Anyone know of and place to get some ideas? HO scale please. I have the modern railroader book for this and it does offer some ideas, but more to choose from would help alot.
Thanks.


----------



## The New Guy (Mar 11, 2012)

Roundhousecat said:


> Looking for shelf plans-Anyone know of a place to get some ideas? HO scale please.


Those will be some tiny shelves.


wha, wha, whaaaa. _(sound of a bad joke)_

I can see your frustration - I just googled _point to point shelf plan_, image view...what an eclectic collection of uselessness.


----------



## Steve S (Jan 7, 2012)

http://www.google.com/search?q=shel...-M8GJywHLt4HQDg&ved=0CDQQsAQ&biw=1351&bih=605


----------



## timlange3 (Jan 16, 2013)

How about the Heart of Georgia?
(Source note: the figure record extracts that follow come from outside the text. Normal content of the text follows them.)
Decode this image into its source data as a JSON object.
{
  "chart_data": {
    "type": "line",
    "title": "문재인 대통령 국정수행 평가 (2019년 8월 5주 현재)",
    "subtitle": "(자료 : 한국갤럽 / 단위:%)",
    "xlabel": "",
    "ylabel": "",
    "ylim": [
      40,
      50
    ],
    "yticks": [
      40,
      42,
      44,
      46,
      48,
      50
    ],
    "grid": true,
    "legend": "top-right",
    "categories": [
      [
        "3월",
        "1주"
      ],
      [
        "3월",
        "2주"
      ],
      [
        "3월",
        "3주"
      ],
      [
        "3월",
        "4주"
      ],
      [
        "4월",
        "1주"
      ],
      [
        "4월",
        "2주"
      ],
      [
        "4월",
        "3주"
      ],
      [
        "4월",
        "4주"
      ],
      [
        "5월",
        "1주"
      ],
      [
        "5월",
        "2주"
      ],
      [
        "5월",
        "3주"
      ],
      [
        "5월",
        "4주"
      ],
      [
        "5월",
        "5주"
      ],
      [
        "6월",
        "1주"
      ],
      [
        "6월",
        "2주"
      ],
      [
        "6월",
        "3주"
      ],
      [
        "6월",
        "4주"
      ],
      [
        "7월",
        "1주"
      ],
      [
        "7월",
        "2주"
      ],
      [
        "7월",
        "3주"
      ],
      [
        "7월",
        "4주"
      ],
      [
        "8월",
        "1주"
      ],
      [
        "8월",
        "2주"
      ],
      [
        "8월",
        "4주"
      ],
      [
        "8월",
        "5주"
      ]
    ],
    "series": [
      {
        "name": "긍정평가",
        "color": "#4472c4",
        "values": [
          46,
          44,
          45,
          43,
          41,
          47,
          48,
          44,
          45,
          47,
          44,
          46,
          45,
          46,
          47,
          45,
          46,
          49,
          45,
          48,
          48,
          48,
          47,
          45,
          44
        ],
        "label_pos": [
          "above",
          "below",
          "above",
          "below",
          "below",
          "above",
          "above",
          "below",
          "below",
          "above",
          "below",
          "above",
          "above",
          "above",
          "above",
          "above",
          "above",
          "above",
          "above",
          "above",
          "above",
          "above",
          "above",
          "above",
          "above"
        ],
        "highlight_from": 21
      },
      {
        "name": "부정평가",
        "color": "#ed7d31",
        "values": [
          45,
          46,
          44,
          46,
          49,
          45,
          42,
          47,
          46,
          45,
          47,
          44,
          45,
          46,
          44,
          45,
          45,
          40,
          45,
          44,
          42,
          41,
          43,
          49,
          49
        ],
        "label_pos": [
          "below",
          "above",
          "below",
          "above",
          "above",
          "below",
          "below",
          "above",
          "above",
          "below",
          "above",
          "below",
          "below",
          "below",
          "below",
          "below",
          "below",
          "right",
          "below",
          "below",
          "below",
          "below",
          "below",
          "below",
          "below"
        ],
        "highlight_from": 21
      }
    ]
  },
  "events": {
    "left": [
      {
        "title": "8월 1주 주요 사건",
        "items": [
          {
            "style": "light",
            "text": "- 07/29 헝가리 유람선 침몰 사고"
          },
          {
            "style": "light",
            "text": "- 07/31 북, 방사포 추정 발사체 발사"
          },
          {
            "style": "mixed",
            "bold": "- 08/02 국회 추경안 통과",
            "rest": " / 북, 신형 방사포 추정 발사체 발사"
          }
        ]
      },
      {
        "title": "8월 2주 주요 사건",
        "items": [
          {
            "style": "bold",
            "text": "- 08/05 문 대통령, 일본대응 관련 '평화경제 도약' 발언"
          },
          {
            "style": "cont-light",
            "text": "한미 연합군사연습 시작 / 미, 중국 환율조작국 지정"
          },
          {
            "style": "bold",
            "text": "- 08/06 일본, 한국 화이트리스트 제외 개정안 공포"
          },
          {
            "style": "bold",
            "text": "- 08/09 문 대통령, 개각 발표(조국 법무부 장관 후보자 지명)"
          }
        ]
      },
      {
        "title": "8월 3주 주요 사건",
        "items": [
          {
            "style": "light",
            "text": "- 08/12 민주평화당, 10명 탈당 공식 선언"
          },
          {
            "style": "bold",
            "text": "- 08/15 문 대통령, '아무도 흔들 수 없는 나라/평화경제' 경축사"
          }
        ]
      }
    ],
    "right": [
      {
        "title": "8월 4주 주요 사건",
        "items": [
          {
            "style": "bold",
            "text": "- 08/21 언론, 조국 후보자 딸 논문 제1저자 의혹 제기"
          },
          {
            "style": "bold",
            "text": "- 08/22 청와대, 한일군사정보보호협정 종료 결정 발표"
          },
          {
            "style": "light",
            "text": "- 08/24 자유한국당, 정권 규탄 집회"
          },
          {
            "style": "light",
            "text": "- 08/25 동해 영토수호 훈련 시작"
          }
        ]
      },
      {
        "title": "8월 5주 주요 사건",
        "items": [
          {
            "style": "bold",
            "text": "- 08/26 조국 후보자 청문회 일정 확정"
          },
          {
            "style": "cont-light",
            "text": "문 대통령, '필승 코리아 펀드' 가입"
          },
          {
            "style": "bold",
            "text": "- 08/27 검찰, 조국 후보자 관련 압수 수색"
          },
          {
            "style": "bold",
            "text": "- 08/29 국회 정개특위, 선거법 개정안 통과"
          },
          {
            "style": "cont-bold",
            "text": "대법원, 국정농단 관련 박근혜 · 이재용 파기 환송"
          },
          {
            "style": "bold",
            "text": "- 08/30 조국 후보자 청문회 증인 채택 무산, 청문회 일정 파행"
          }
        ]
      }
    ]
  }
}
See http://hogrr.blogspot.com/


----------



## joed2323 (Oct 17, 2010)

I suggest the "hog" alot. Its a very good starting base, and beats a 4x8 hands down.

Lots of people do not realize how much room a 4x8 eats up since you need room on all 4 sides, but with the "hog" layout, you get so much more then settling with a 4x8 layout..

If you like the hog its a great starter layout, or you can alter the "hog" to suit your needs...


----------



## Roundhousecat (Mar 22, 2013)

Hog layout like a feed lot for pigs? Not sure what you mean with a hog layout.
Is this what you mean? 
http://1.bp.blogspot.com/-CYlJcBQDu...s1600/Heart+of+Georgia+HOG+Layout+Rev+511.jpg

I like this layout: http://model-railroad-hobbyist.com/node/8934

Still learning new terms with this hobby. Frogs, turtles, etc

Thanks.


----------